Gayle Buck (17 page)

Read Gayle Buck Online

Authors: The Hidden Heart

The Grandduchess Wilhelmina Hildebrande held up a weary hand. “And pray do not insult my intelligence further by insisting that the pretty bauble is at the jeweler’s to be cleaned or to have its loosened stones reset. I should not believe it, you see.”

The Earl of Walmesley allowed the faintest of smiles to touch his lips. “Indeed, I had no such intention. I meant to tell you quite truthfully that I have not given a ring to Lady Caroline at all.”

Surprise flashed across the grandduchess’s face. She glanced curiously at Lady Caroline, who had averted her face. What could be seen of her cheek had flushed rose. It would have been apparent even to the least discerning eye that Lady Caroline was suffering acute embarrassment.

“I do not understand this in the least,” the Grandduchess Wilhelmina Hildebrande said disapprovingly. She did not like obscurities. She was invariably made cross by the few things that escaped her swift comprehension, and this instance was proving no exception. “You tell me that you have an understanding with Lady Caroline. Her ladyship confirms this, yet she has no ring. Why is this, Miles? You have not told me why, sirrah. I shall know the reason upon the instant, my lord!”

“I have not your approval, your grace,” Lord Trilby said simply.

There was a short silence while the grandduchess digested this most astonishing of statements.

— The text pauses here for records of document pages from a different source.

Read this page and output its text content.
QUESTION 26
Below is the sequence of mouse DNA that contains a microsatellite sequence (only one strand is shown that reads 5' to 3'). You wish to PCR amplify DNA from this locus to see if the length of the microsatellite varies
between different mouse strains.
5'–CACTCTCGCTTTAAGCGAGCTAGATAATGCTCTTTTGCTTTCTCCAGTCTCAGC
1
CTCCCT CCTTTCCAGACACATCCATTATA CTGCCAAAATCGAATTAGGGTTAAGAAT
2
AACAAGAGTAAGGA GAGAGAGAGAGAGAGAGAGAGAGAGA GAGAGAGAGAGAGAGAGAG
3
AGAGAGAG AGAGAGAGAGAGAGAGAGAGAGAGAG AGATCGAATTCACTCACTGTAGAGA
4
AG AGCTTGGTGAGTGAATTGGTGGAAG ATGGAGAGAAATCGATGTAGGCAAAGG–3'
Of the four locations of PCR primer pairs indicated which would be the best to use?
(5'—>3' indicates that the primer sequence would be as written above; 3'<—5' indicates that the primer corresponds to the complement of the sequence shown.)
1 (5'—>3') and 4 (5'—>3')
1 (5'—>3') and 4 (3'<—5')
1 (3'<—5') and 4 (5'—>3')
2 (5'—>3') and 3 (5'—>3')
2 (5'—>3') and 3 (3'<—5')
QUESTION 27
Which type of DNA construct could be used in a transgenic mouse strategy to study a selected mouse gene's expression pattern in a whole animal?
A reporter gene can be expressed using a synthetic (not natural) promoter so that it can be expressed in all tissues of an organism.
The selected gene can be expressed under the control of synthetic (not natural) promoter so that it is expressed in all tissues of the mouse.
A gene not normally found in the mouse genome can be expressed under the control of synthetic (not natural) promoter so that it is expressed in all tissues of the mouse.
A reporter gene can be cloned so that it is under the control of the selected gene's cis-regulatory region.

The Grandduchess Wilhelmina Hildebrande contemplated the pleasurable feeling that the earl’s declaration had given rise to in her heart, but reluctantly she set it aside as being false. In sudden fury she stared at her grandnephew for his temerity in playing to her vulnerabilities. “Pah! I do not believe it for a moment, my lord, do you hear? I have observed you for all of your life. Your stubborn nature is well known to me. You have rarely sought my opinions.
Never
have you sought my approval! No, I do not believe it!’’

“But I value your approval, madam.”

Lady Caroline’s voice was soft, and yet immediately riveted the grandduchess’s attention. “I know how very fond his lordship is of you, and I suspect that you hold him in high esteem, as well. It would not rest well with my conscience if my understanding with his lordship were to drive a harmful wedge between you.”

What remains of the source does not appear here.